For me though, that issue has always represented something
grim. It came out in December 1999, amid
a series of issues (the amazing Underdark-focused #267 being a very notable
exception) that were clearly marking time until Third Edition came out. In fact, it was worse than that…these issues
just felt exhausted and out of ideas.
(Even James Wyatt’s article, while I like it for itself, in context is
symptomatic of that exhaustion: “You know that one shapechanger near the end of
the alphabet that you’ve never used?
Here are four more of them. I
hope you like gull-people.”) Normally I
dread edition changes the way most people fear an IRS audit, but the decline of
late-2e Dragon really makes the case
that it was time. Reading from fall of
1999 through 2001 is to watch a magazine surrender to exhaustion, then be
utterly reborn with the shot of adrenaline 3.0 provided.

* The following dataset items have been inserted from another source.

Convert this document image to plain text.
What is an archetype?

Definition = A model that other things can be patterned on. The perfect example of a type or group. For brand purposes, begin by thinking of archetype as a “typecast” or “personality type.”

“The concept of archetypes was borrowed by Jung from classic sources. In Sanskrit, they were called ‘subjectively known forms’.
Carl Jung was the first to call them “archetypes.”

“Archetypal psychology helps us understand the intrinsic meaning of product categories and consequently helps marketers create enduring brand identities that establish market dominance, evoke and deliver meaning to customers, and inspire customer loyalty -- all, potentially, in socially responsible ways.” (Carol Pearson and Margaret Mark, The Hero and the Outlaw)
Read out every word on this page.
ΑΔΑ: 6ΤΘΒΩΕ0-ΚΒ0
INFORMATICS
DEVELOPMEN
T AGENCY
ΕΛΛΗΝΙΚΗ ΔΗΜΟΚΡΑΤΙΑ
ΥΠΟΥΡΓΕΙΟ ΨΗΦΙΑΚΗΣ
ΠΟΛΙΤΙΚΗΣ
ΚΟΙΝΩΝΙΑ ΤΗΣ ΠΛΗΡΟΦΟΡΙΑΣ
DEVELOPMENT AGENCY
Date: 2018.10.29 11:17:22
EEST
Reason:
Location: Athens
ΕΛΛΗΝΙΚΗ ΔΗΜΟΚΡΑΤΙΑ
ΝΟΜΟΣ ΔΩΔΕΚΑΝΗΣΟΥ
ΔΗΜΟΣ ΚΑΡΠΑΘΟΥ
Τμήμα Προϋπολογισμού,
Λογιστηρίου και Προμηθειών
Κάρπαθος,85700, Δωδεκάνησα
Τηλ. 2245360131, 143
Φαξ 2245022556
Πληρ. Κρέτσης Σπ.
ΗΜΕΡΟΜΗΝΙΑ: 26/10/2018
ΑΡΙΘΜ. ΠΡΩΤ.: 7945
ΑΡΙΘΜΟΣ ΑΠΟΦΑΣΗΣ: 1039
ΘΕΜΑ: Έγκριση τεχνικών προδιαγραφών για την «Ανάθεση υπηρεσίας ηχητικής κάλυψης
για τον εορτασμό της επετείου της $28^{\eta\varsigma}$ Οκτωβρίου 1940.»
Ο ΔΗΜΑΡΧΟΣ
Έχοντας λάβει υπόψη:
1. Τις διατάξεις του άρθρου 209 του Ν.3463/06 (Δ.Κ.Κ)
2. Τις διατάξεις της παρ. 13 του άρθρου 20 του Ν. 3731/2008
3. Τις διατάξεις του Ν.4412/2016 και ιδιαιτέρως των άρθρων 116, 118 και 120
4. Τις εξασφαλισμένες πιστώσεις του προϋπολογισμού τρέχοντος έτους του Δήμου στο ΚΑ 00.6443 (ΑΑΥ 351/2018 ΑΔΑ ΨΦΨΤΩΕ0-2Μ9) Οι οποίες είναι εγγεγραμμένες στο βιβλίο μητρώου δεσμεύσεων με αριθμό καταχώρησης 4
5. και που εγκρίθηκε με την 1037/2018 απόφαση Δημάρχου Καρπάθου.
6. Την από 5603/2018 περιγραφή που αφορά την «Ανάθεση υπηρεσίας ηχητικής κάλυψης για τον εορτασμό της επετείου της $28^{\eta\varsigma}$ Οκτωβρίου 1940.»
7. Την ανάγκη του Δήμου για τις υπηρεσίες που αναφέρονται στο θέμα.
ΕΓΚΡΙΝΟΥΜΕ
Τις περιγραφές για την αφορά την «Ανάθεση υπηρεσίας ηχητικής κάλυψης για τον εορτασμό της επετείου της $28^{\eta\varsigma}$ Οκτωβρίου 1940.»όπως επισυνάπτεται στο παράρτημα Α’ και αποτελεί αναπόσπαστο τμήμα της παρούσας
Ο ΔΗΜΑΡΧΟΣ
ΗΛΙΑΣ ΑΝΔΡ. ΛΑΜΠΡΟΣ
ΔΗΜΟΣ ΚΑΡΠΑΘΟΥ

Worse than that, this was around the time the hobby store in
my local mall just gave up on RPGs whatsoever after a remodel. But for some reason, they had stacks of issue
#266 lying around. Stacks. And they just
lingered there unbought for months, propped
up on a bottom shelf in the remodeled store as this awful mocking symbol that the
magazine I loved was barely wheezing along and that my favorite hobby store
didn’t care about my hobby anymore.
So I hate this issue.
But props to James Wyatt for a nice article.